These days, hip hop artists signed to labels are dropping mad bills on music videos, and the music videos themselves are often created, directed, and produced entirely by a team of people who work for the label. Thus, a musician's artistic vision for a project is often limited by their label.
That said, below are five music videos from independent artists. No major label confined these artists to a certain "marketable" visual.
5. Lil N**** - HV Gutter & Bocha
Coming live from Portland, OR, HV and Bocha linked up with Steven Crouch (a local videographer who primarily films and produces skateboarding videos) and left a mark in the local hip hop scene with their very first music video. The two artists are part of a bigger, very diverse collective, Gutter Family Entertainment. GFE has been on the scene for quite a few years, opening up for artists like Curren$y and Ab-Soul at local Portland venues, as well as dropping projects on Soundcloud and Datpiff. HV and Bocha go back to back on an original beat with wordplay and a versatile flow, all complimented by Crouch's knack for paralleled frames and special effects.
4. F*ck Do You Mean - RetcH
As one of Hip-Hop’s up-and-coming big personalities, the New Jersey-based Finesse the World Gang general RetcH gives us a raw look at his leisurely lifestyle, consisting primarily of Backwoods, Xanax, and dirty soda. In terms of funding the production, I can’t imagine it costing more than what his set would typically spend on their controlled substances. Luckily for them, a video of them doing drugs is perfectly marketable for their target audience.
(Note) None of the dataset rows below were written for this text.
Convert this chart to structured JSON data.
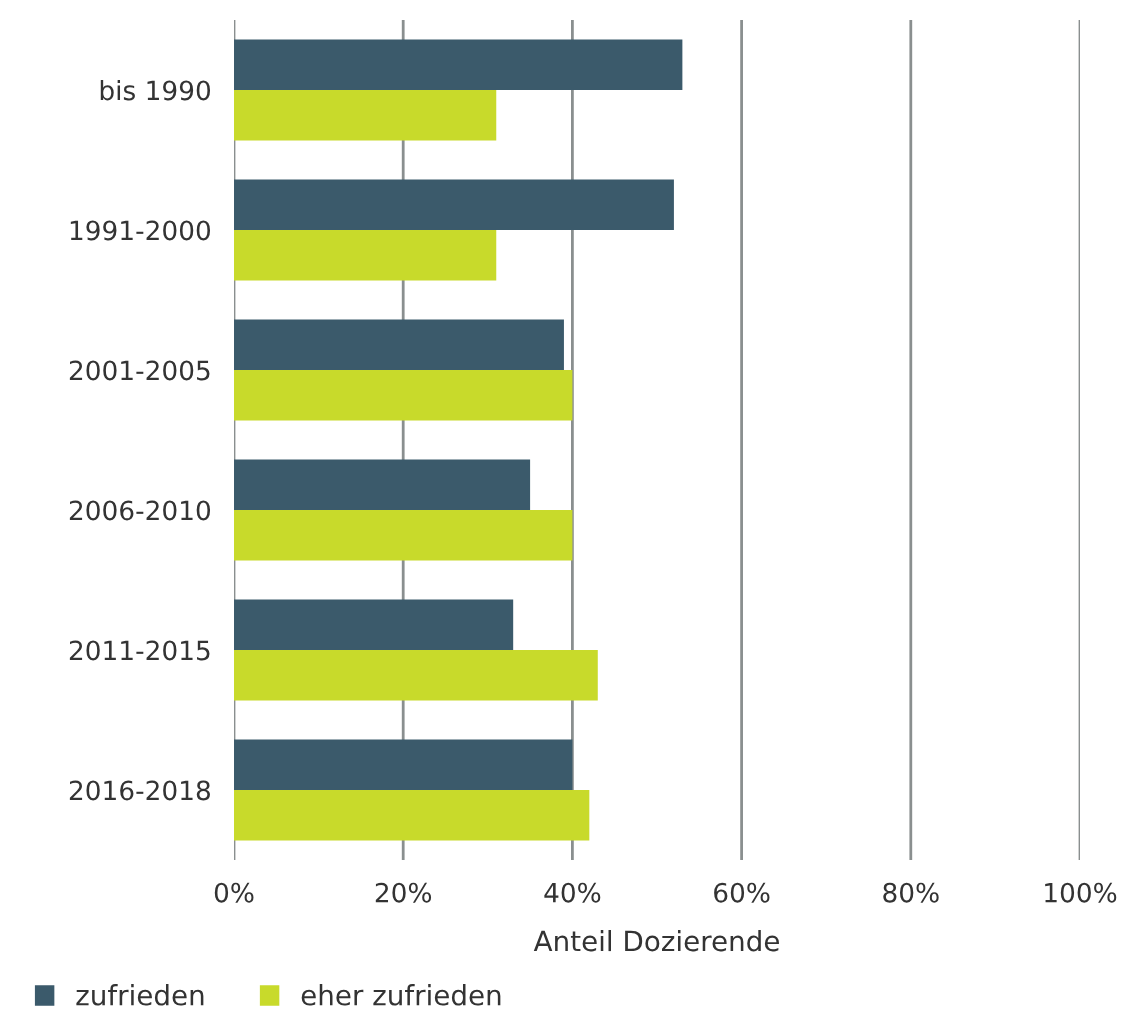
{
  "chart_data": {
    "type": "bar",
    "orientation": "horizontal",
    "xlabel": "Anteil Dozierende",
    "categories": [
      "bis 1990",
      "1991-2000",
      "2001-2005",
      "2006-2010",
      "2011-2015",
      "2016-2018"
    ],
    "series": [
      {
        "name": "zufrieden",
        "color": "#3b5a6b",
        "values": [
          53,
          52,
          39,
          35,
          33,
          40
        ]
      },
      {
        "name": "eher zufrieden",
        "color": "#c8da2b",
        "values": [
          31,
          31,
          40,
          40,
          43,
          42
        ]
      }
    ],
    "xlim": [
      0,
      100
    ],
    "xticks": [
      {
        "value": 0,
        "label": "0%"
      },
      {
        "value": 20,
        "label": "20%"
      },
      {
        "value": 40,
        "label": "40%"
      },
      {
        "value": 60,
        "label": "60%"
      },
      {
        "value": 80,
        "label": "80%"
      },
      {
        "value": 100,
        "label": "100%"
      }
    ],
    "grid": "x",
    "legend": "bottom left"
  }
}
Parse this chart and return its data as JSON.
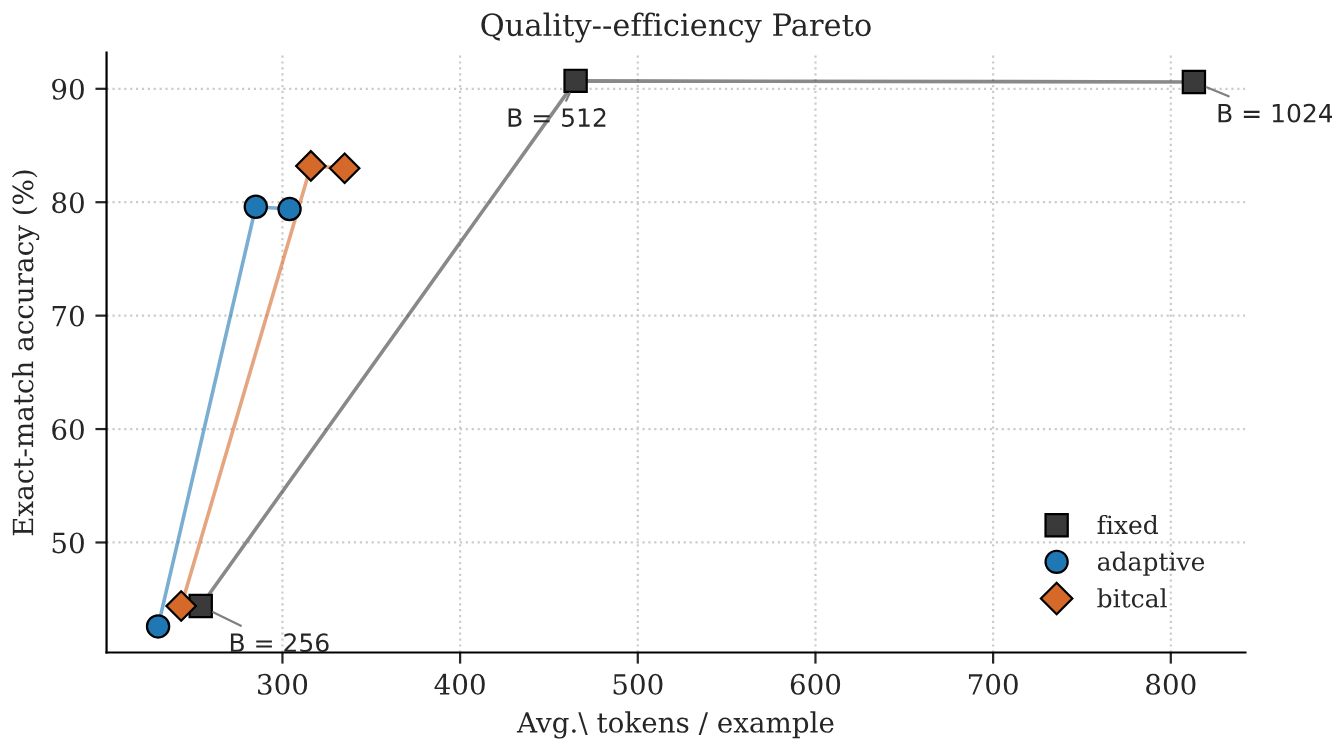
{
  "chart_data": {
    "type": "line",
    "title": "Quality--efficiency Pareto",
    "xlabel": "Avg.\\ tokens / example",
    "ylabel": "Exact-match accuracy (%)",
    "xlim": [
      201,
      842
    ],
    "xticks": [
      300,
      400,
      500,
      600,
      700,
      800
    ],
    "ylim": [
      40.3,
      93.2
    ],
    "yticks": [
      50,
      60,
      70,
      80,
      90
    ],
    "grid": true,
    "legend": "bottom right",
    "series": [
      {
        "name": "fixed",
        "color": "#3a3a3a",
        "marker": "square",
        "x": [
          254,
          465,
          813
        ],
        "values": [
          44.4,
          90.7,
          90.6
        ]
      },
      {
        "name": "adaptive",
        "color": "#1f77b4",
        "marker": "circle",
        "x": [
          230,
          285,
          304
        ],
        "values": [
          42.6,
          79.6,
          79.4
        ]
      },
      {
        "name": "bitcal",
        "color": "#d4692a",
        "marker": "diamond",
        "x": [
          243,
          316,
          335
        ],
        "values": [
          44.4,
          83.2,
          83.0
        ]
      }
    ],
    "annotations": [
      {
        "text": "B = 256",
        "x": 254,
        "y": 44.4
      },
      {
        "text": "B = 512",
        "x": 465,
        "y": 90.7
      },
      {
        "text": "B = 1024",
        "x": 813,
        "y": 90.6
      }
    ]
  }
}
3. Everybody’s Something - Chance the Rapper
In his rise to fame, sold-out shows, and free albums on iTunes, it is important to remember that the Chicago native has and (hopefully) always will be an independent artist who consistently produces immensely creative material without that Jay-Z money. The production for “Everybody’s Something” couldn’t have cost more than some studio time and a good editing software. As in one of his earlier music videos, Chance proved that a limited budget wouldn’t hinder his ability to produce something aesthetic with as much depth as his music.
2. Yonkers - Tyler, the Creator
As the video that really put Tyler on the map -- e.g. getting the attention of Kanye West -- “Yonkers” showed how prop-simplicity can speak loudly with the right angle and the right lens. Who else can make an artistic statement as loud as Wolf Haley did with only a cockroach, a stool, a noose, and some all black contact lenses?
1. Earl Sweatshirt - Earl
I remember watching this video and feeling so motherloving scared and sick to my stomach. It’s brilliant. Earl was able to encompass the true spirit of anarchistic rap, filming the humor and recklessness that come with iconoclastic youth. In terms of cost, I’m sure this video barely cost OFWGKTA a dime.